For a clear understanding of how I am using spring batch to do my processing. Currently I have a large number of files(200 ) that are being generated and I am using Spring Batch to transfer the files where each step maps to 1 file. Everything about the job is dynamic, as in the number of steps and each step's reader and writer is distinct to that step. So no step shares readers or writers. There is a thread pool dedicated to running the steps concurrently, and then each step has its own thread pool so we can do parallelism per step. When combined with commit interval this gives great throughput and control.
So my questions are:
- How can I change the number of running steps after the Job has started?
- How can I change the commit interval after a step has started processing?
So lets consider an example of why I would like to do this and what exactly I mean by change "running steps" and "commit interval".
Consider the case you have a total of 300 steps to process with a step thread pool size 5. I begin processing and realize that I have more resources to utilize, I would like to change the thread count to say 8. When I actually do this at run-time what I experience is that the thread pool does increase but the number of running steps does not change.
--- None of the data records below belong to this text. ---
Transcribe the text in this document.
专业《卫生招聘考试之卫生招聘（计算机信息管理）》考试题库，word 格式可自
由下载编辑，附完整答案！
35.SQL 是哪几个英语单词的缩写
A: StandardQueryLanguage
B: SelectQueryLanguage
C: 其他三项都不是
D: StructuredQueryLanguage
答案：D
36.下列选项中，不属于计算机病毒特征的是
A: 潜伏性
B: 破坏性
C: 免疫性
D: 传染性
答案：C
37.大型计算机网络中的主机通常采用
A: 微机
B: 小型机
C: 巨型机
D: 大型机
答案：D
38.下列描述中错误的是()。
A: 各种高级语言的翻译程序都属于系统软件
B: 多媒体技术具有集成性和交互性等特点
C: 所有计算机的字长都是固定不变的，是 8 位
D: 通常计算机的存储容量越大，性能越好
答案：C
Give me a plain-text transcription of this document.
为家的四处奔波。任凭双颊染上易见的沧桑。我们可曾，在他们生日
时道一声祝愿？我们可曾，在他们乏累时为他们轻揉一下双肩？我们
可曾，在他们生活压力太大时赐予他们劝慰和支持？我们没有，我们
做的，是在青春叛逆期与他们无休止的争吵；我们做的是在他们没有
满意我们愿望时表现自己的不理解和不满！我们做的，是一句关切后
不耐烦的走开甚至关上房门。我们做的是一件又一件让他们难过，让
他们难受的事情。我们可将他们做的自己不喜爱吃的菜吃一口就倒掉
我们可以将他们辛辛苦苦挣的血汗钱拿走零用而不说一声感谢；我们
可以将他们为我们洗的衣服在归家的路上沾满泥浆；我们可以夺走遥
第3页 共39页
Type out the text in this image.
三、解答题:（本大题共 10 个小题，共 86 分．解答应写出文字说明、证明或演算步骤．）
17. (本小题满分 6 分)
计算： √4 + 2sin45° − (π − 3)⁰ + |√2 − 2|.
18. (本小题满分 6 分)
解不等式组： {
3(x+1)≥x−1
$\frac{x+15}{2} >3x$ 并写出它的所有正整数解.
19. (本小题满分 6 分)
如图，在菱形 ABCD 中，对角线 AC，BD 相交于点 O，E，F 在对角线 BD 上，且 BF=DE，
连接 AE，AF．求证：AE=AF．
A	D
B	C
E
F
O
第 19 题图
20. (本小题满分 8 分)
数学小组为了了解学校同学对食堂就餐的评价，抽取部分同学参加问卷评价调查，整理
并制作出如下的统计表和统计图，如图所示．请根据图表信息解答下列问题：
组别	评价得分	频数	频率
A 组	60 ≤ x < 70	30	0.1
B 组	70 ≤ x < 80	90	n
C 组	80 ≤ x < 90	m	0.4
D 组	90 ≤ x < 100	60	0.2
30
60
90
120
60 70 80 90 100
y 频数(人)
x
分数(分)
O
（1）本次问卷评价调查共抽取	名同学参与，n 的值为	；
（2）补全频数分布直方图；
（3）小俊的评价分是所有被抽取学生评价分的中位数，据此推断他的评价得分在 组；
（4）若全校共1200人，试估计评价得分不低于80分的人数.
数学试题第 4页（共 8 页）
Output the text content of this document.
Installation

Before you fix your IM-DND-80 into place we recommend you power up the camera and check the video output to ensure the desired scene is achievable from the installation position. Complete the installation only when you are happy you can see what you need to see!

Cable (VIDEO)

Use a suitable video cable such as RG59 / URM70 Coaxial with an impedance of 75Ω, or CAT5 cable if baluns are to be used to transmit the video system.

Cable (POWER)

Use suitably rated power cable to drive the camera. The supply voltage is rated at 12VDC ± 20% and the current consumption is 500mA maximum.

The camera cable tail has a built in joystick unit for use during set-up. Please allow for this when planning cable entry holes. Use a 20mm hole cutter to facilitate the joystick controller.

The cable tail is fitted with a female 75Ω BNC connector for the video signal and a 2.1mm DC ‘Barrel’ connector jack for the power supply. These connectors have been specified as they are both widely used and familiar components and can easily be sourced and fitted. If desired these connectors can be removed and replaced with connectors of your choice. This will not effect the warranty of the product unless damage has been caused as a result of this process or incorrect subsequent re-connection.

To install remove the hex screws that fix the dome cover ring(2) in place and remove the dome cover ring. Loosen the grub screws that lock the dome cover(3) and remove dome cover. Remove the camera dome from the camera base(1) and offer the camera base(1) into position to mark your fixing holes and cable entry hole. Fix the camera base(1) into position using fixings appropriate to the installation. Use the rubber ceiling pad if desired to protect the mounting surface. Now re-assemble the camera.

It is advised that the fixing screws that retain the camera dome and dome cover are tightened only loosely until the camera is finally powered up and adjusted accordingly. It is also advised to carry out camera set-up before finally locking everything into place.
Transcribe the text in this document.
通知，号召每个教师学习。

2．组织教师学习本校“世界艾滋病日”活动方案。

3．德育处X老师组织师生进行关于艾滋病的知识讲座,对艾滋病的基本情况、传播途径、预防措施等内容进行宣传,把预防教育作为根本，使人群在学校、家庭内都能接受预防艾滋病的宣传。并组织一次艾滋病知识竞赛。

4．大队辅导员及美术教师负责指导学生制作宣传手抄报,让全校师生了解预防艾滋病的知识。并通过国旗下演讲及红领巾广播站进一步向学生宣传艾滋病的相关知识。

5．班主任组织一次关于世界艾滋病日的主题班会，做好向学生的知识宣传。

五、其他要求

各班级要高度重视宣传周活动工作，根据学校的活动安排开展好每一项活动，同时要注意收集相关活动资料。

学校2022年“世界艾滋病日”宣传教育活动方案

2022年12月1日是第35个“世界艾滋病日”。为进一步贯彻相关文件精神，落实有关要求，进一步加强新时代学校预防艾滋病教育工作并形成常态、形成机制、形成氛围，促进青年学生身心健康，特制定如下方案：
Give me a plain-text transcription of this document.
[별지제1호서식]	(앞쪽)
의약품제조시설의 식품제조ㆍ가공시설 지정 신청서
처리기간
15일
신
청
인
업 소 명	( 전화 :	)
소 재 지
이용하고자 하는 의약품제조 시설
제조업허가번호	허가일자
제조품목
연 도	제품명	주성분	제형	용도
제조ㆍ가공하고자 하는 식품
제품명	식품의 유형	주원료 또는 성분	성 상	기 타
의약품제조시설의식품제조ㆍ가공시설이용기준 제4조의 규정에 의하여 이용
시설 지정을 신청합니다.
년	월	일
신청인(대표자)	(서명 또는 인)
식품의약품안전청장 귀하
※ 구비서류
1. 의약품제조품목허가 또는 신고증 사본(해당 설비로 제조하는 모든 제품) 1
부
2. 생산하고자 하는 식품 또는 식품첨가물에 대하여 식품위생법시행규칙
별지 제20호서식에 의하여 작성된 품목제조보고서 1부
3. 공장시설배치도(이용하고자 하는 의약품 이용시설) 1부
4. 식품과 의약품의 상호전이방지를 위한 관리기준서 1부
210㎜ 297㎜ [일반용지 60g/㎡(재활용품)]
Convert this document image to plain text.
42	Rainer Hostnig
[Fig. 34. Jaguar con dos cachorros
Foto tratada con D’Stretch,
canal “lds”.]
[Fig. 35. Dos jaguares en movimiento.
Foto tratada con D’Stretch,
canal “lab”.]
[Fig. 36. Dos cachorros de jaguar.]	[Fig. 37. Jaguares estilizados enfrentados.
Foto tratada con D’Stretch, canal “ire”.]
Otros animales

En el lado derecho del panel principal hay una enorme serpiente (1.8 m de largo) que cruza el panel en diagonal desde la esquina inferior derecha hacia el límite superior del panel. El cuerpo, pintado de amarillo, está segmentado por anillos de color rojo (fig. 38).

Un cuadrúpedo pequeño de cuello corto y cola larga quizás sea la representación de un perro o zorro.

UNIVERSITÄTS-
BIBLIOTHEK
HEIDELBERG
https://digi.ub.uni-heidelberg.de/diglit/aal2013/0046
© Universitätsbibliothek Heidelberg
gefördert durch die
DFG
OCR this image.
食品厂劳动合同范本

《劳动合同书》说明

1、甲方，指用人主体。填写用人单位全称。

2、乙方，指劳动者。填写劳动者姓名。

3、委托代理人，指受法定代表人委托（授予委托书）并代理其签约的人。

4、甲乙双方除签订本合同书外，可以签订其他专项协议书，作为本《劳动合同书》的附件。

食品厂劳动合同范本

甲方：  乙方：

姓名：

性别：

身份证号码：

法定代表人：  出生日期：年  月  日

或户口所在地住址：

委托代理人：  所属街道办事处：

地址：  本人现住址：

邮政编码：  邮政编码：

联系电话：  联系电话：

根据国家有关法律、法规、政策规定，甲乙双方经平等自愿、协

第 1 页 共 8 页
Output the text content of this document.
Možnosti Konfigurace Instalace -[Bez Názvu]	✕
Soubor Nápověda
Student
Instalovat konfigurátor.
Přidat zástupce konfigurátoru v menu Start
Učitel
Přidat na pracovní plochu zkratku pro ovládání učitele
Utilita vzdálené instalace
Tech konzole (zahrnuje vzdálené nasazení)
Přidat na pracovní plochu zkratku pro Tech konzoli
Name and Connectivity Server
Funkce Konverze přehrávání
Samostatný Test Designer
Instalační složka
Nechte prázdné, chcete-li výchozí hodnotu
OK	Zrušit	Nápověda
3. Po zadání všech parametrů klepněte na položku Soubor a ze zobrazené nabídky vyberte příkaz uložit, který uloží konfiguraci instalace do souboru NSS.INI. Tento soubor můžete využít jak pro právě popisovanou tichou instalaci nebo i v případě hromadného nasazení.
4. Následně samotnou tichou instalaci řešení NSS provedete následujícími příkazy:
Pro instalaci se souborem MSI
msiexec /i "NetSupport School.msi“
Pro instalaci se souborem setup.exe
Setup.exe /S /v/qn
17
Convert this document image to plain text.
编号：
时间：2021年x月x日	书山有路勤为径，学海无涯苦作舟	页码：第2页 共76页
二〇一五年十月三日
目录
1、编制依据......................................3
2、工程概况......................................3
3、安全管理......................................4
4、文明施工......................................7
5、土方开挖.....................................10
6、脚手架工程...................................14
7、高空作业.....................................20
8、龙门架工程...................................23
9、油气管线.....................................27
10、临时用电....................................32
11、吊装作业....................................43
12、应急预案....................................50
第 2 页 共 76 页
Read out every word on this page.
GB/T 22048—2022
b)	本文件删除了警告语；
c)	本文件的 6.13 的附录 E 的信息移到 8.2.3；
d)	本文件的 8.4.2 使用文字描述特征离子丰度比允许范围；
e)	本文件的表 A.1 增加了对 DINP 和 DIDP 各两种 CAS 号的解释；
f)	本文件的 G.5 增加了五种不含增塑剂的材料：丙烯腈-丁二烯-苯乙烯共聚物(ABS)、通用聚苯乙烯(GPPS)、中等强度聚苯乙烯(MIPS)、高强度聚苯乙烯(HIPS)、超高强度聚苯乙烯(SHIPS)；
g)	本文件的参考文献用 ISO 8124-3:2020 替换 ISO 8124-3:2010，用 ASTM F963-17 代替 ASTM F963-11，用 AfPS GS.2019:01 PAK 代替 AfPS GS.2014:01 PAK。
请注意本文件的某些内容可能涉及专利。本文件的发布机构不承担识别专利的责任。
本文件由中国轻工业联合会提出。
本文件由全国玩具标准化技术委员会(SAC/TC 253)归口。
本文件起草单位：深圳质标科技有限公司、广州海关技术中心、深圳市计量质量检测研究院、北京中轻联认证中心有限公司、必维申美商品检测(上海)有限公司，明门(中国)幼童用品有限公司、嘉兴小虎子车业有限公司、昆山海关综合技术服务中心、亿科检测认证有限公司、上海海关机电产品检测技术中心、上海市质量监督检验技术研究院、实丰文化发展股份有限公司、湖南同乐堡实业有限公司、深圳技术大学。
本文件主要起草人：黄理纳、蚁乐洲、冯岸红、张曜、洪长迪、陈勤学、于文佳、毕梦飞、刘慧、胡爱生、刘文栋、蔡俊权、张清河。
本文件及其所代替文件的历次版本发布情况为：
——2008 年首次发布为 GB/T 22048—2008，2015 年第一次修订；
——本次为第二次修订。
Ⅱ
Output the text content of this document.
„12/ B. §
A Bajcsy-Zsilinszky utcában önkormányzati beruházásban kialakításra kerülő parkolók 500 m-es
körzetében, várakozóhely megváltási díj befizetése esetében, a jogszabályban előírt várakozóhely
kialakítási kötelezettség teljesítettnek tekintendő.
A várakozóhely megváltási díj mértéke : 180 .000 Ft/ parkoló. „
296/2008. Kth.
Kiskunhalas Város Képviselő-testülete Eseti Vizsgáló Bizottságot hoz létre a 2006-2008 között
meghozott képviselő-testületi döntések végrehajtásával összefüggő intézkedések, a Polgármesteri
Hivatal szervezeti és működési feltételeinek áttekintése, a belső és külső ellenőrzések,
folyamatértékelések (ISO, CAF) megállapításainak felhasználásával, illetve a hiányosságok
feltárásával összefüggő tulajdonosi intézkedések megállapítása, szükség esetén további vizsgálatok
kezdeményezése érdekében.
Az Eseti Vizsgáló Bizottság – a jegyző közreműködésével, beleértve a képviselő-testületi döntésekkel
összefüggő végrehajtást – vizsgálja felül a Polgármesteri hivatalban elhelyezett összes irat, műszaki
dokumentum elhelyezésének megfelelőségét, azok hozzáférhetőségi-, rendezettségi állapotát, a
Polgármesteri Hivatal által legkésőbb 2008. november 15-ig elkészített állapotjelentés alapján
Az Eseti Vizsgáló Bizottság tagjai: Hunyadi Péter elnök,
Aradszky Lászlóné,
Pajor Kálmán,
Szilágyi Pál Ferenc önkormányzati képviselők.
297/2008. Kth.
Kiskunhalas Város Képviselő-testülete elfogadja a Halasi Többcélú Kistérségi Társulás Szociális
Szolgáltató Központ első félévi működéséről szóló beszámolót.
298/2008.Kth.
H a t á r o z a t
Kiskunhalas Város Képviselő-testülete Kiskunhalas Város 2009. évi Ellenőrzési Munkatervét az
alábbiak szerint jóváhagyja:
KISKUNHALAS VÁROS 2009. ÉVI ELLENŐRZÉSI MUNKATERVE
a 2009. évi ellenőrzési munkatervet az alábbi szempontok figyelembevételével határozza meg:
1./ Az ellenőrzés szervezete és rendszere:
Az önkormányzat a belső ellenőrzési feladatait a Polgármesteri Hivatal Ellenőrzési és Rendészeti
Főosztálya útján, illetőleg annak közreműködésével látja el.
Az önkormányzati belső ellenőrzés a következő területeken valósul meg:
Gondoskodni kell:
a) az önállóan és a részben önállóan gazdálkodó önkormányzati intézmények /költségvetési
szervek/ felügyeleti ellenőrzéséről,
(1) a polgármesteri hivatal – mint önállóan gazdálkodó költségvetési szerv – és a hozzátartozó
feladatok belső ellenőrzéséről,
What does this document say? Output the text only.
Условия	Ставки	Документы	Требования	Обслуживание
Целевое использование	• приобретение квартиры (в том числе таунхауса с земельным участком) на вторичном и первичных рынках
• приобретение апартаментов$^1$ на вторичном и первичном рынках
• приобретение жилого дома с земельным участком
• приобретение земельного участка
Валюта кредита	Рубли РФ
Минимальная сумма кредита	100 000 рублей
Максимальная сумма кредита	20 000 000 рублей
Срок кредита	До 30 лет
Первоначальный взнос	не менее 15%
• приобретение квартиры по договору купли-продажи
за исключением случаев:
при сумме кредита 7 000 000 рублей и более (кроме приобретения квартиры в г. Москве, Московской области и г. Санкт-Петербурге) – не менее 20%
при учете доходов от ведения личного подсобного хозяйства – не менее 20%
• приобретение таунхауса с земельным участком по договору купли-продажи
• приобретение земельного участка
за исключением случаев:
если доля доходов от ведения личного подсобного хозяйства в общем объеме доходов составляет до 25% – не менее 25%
Why is that?
Following a similar logic say I have more memory to utilize, I would then like to increase my commit interval at run-time. I have not found anything in the StepExecution class that would let me change the commit interval surprisingly. Why not?
What is interesting is that for parallelism I am able to change the number of running threads by simply increasing that thread pool's size. From simply changing the number of parallel threads I noticed massive increase in throughput.
If you would like more information I can provide code, and link to the repository.
Thank you very much.
CodePudding user response:
While it is possible to make the commit interval and thread pool size configurable and change them at startup time, it is not possible to change them at runtime (ie "in-flight") once the job execution has started.
Making the commit interval and thread pool size configurable (via application/system properties or passing them as job parameters) will allow you to empirically adapt the values to best utilize your resources without having to recompile/repackage your application.
The runtime dynamism you are looking for is not available by default, but you can always implement the Step
interface and use it as part of a Spring Batch job next to other step types provided out-of-the-box by the framework.